Caroline, die seit der Scheidung allein erziehende Mutter einer pubertierenden und aufmüpfigen 16-jährigen ist, arbeitet bei einem Kunsthändler. Die Arbeit macht ihr sehr viel Spaß, ist aber auch sehr zeitintensiv, so dass sie nicht soviel Zeit für ihre Tochter Kim aufbringen kann wie sie gern wollte.
Das Verhältnis der beiden zueinander ist sehr gespannt, so dass sich Kim liebend gern bei ihrem Vater aufhält.
Als Caroline von ihrem Chef den Auftrag erhält, in Irland nach einem sehr alten Buch zu suchen und es bei einer Auktion auf Cardew Castle nach Möglichkeit zu ersteigern, ist sie erst skeptisch, wie sie das mit Kim regeln soll.
Sie nimmt Kim mit, es sind Ferien und obwohl es definitiv nicht Kims erste Wahl ist (viel lieber wäre sie mit ihren Freundinnen nach Florida gefahren), muss sie sich fügen und fährt schmollend mit.

Caroline fühlt sich in Irland wohl und die Menschen im Ort sind auch nett und hilfsbereit zu ihr, bis sie merken, dass Caroline zu Cardew Castle Fragen stellt. Sie bekommt so gut wie keine Antwort, die Menschen sind plötzlich verschlossen. In der Buchhandlung trifft sie auf einen alten Buchhändler, der sich nicht gleich abweisend ihr gegenüber zeigt. Im Gegenteil, er übergibt ihr ein altes Buch, das sie unbedingt lesen soll. Sie legt es beiseite und vergisst es.
Sie versucht, sich in Cardew Castle umzusehen, aber das Castle ist zugesperrt. Über einen Nebenweg trifft sie auf den mürrischen Hausverwalter, der scheinbar noch in dem baufälligen Gebäude wohnt. Auch er gibt ihr keine Auskunft über das Castle oder über das Buch, das sie sucht.

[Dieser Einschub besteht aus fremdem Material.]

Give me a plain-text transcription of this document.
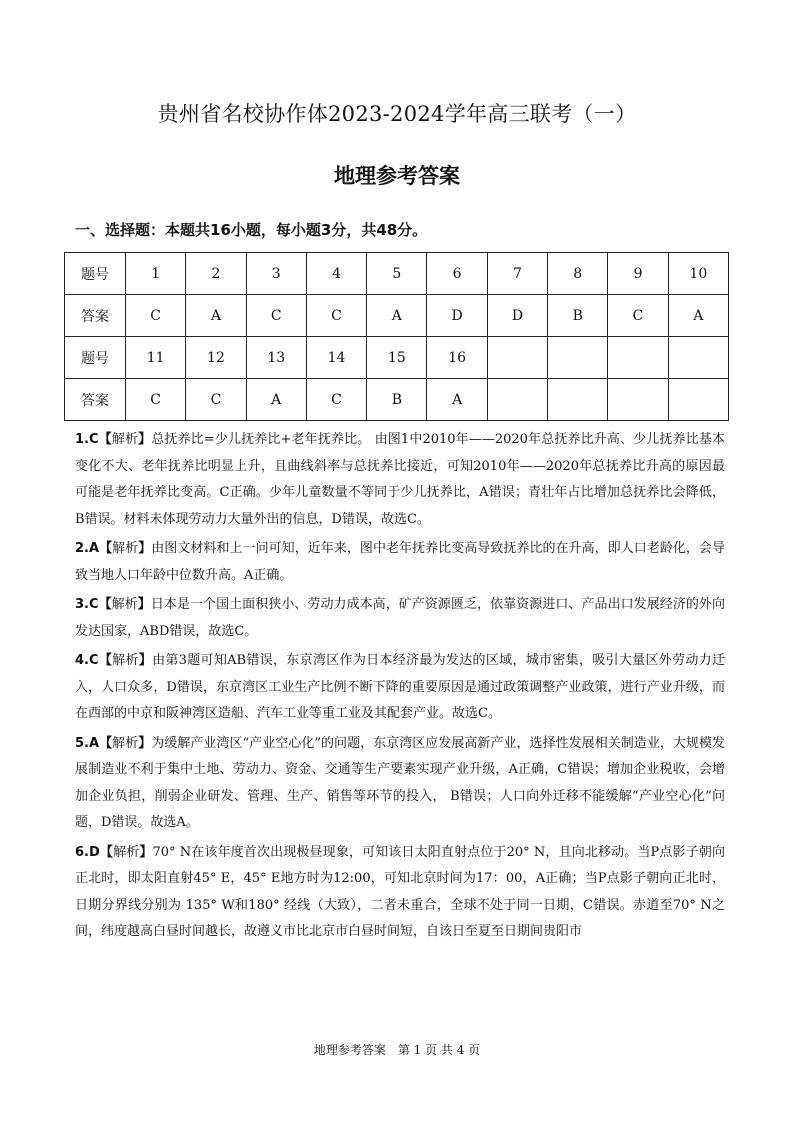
贵州省名校协作体2023-2024学年高三联考（一）
地理参考答案
一、选择题：本题共16小题，每小题3分，共48分。
题号	1	2	3	4	5	6	7	8	9	10
答案	C	A	C	C	A	D	D	B	C	A
题号	11	12	13	14	15	16				
答案	C	C	A	C	B	A				

1.C【解析】总抚养比=少儿抚养比+老年抚养比。 由图1中2010年——2020年总抚养比升高、少儿抚养比基本变化不大、老年抚养比明显上升，且曲线斜率与总抚养比接近，可知2010年——2020年总抚养比升高的原因最可能是老年抚养比变高。C正确。少年儿童数量不等同于少儿抚养比，A错误；青壮年占比增加总抚养比会降低，B错误。材料未体现劳动力大量外出的信息，D错误，故选C。

2.A【解析】由图文材料和上一问可知，近年来，图中老年抚养比变高导致抚养比的在升高，即人口老龄化，会导致当地人口年龄中位数升高。A正确。

3.C【解析】日本是一个国土面积狭小、劳动力成本高，矿产资源匮乏，依靠资源进口、产品出口发展经济的外向发达国家，ABD错误，故选C。

4.C【解析】由第3题可知AB错误，东京湾区作为日本经济最为发达的区域，城市密集，吸引大量区外劳动力迁入，人口众多，D错误，东京湾区工业生产比例不断下降的重要原因是通过政策调整产业政策，进行产业升级，而在西部的中京和阪神湾区造船、汽车工业等重工业及其配套产业。故选C。

5.A【解析】为缓解产业湾区“产业空心化”的问题，东京湾区应发展高新产业，选择性发展相关制造业，大规模发展制造业不利于集中土地、劳动力、资金、交通等生产要素实现产业升级，A正确，C错误；增加企业税收，会增加企业负担，削弱企业研发、管理、生产、销售等环节的投入， B错误；人口向外迁移不能缓解“产业空心化”问题，D错误。故选A。

6.D【解析】70° N在该年度首次出现极昼现象，可知该日太阳直射点位于20° N，且向北移动。当P点影子朝向正北时，即太阳直射45° E，45° E地方时为12:00，可知北京时间为17：00，A正确；当P点影子朝向正北时，日期分界线分别为 135° W和180° 经线（大致），二者未重合，全球不处于同一日期，C错误。赤道至70° N之间，纬度越高白昼时间越长，故遵义市比北京市白昼时间短，自该日至夏至日期间贵阳市

地理参考答案　第 1 页 共 4 页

Er verweist sie vom Grundstück und darauf, dass es Privateigentum wäre und sie dort nicht erwünscht ist.

Durch ihre Fragerei und ihre Suche nach dem Buch macht sie sich nicht gerade Freunde, sie begibt sich sogar in Gefahr und gerät ins Visier von jemandem. 

Als ich den Titel des Buches das erste Mal gelesen habe, war klar, dass das von mir gelesen werden muss. Einmal Irlandfan, immer Irlandfan und das nicht nur vor Ort, sondern auch was Literatur betrifft.
Viele der beschriebenen Orte habe ich selbst schon besucht und weiß um die Faszination, die diese auf Reisende ausüben. Ricarda Martin ist es hervorragend gelungen, diese mit ihren Beschreibungen wieder aufleben zu lassen und bei mir eine wehmutsvolle Erinnerung heraufzubeschwören.
Sehr gut nachempfinden konnte ich die Starre, die einen befällt, wenn man sich im "Long Room" des Trinity Colleges befindet. Diese Bibliothek ist so gigantisch und der Blick ins "Book of Kells" so nachhaltig, das vergisst man nie wieder.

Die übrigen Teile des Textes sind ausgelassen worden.